How can I be so sure stocks are in fact destined to head substantially lower? While the possibility of a more extreme bubble cannot be discounted, which would be measured by the NASDAQ / Dow Ratio exceeding what I have labeled 'last ditch resistance' in Figure 3 below, once any such strength is spent, as you can see in all prior instances since 1980, substantially lower values should be anticipated once the bubble is popped. So, while the present 'government finance bubble' (borrowing this appropriate terminology from Doug Noland) could have further to go as measured in outperformance by volatile / speculative technology companies, as you can see below, once such a sequence is complete, a trip to the lower end of the larger range should be anticipated, likely bringing the NASDAQ to lower lows when compared to last year, at a minimum. (See Figure 3)

Figure 3

And in returning to Figure 2 to put a more enhanced technical perspective on the 'big picture' in this regard, not only do we have what could prove to be a potentially bearish time line turn approaching for the Dow if history is a good guide, but more, we also know such a turn would be important from the perspective the 'crash signature' in the trade is even more pronounced that it was at the top in 2007. This implication here is that stocks should react lower off whatever highs are seen in coming days with at least a halving then, which in terms of the Dow would put us down into the 5,000 area.(i.e. and 500 on the SPX.) Of course if the larger sequence is a Supercycle Degree Affair, well, then prices could go mush lower, as indicated by the 'crash zone' included on Figure 2 for your information. And this larger sequence could start tomorrow with one more window dressing related jam job higher for stocks into quarter-end.
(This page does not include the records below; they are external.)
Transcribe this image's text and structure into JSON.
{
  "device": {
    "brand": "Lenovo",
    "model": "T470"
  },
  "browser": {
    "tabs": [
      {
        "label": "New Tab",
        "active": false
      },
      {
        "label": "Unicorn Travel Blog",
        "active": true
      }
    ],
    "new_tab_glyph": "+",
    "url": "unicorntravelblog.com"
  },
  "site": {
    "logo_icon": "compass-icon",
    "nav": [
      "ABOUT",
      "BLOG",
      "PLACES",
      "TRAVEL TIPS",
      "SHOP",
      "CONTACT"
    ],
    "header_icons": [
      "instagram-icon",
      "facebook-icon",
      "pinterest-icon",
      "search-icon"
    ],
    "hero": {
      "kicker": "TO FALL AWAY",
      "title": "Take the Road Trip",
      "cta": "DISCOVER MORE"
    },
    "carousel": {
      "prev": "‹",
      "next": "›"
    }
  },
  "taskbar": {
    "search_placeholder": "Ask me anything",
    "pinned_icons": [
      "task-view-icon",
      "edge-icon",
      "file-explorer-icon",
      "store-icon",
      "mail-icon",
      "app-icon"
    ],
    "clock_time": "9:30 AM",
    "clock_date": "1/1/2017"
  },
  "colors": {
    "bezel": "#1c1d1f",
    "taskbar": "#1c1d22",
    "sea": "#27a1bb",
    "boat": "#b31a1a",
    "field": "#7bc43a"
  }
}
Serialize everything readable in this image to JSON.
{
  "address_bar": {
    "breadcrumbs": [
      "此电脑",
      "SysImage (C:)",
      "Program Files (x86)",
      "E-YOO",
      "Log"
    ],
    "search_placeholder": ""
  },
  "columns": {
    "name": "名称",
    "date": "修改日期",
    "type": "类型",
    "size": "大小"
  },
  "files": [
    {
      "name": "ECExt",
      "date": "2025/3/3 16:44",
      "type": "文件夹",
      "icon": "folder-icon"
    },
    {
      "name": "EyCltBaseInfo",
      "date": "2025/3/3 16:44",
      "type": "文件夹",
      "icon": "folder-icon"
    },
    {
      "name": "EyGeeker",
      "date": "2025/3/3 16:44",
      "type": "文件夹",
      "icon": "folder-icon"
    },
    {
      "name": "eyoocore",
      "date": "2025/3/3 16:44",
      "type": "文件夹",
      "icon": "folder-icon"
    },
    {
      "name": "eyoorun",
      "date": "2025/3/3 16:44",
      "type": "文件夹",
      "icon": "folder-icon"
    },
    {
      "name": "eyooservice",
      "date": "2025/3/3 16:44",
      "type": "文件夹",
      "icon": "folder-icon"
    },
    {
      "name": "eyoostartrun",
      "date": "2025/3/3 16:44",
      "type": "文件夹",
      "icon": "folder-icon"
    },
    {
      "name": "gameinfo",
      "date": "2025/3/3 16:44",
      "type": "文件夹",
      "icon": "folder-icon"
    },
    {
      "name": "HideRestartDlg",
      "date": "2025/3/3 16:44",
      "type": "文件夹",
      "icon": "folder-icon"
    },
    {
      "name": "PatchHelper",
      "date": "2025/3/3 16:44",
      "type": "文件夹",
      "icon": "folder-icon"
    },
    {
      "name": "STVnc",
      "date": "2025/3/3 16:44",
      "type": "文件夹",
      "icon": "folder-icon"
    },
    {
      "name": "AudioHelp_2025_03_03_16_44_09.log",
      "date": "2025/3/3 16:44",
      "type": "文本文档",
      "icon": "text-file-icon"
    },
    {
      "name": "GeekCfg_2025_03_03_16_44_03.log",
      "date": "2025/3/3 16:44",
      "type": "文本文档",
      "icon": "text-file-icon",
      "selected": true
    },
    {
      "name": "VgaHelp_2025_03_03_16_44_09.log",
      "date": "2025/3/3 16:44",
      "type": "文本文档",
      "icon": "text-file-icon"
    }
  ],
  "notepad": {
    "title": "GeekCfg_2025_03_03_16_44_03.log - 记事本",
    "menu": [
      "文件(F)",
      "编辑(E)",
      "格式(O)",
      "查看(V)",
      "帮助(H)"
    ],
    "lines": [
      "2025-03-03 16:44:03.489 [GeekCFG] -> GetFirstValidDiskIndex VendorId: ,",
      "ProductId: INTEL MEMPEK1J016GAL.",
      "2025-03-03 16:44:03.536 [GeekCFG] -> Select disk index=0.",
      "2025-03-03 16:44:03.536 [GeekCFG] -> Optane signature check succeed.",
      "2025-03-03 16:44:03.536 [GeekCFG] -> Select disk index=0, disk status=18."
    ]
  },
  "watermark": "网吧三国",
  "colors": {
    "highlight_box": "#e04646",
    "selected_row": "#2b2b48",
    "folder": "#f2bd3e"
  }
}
Further to this, and something that is telling in this regard, is we did not get confirmation of the move's sustainability in the currency or precious metals markets yesterday, where gold and precious metals shares did not rally with stocks, and the dollar ($) did not sell off either. What this means is precious metals / currency traders do not expect strength in stocks to last, which jives with our views that once the quarter-end jam job is passed, the vacuum under the market could become apparent. Here, its important to realize only crazed hedge / mutual / pension funds are buying into Wednesday to pad their earnings, and they are using other people's money to do this. If it were there own money such lunacy would never occur of course, not with fundamentals being what they are. Not all of these fund managers are idiots you should know.

Good investing is very possible in gold, out of the control of such people.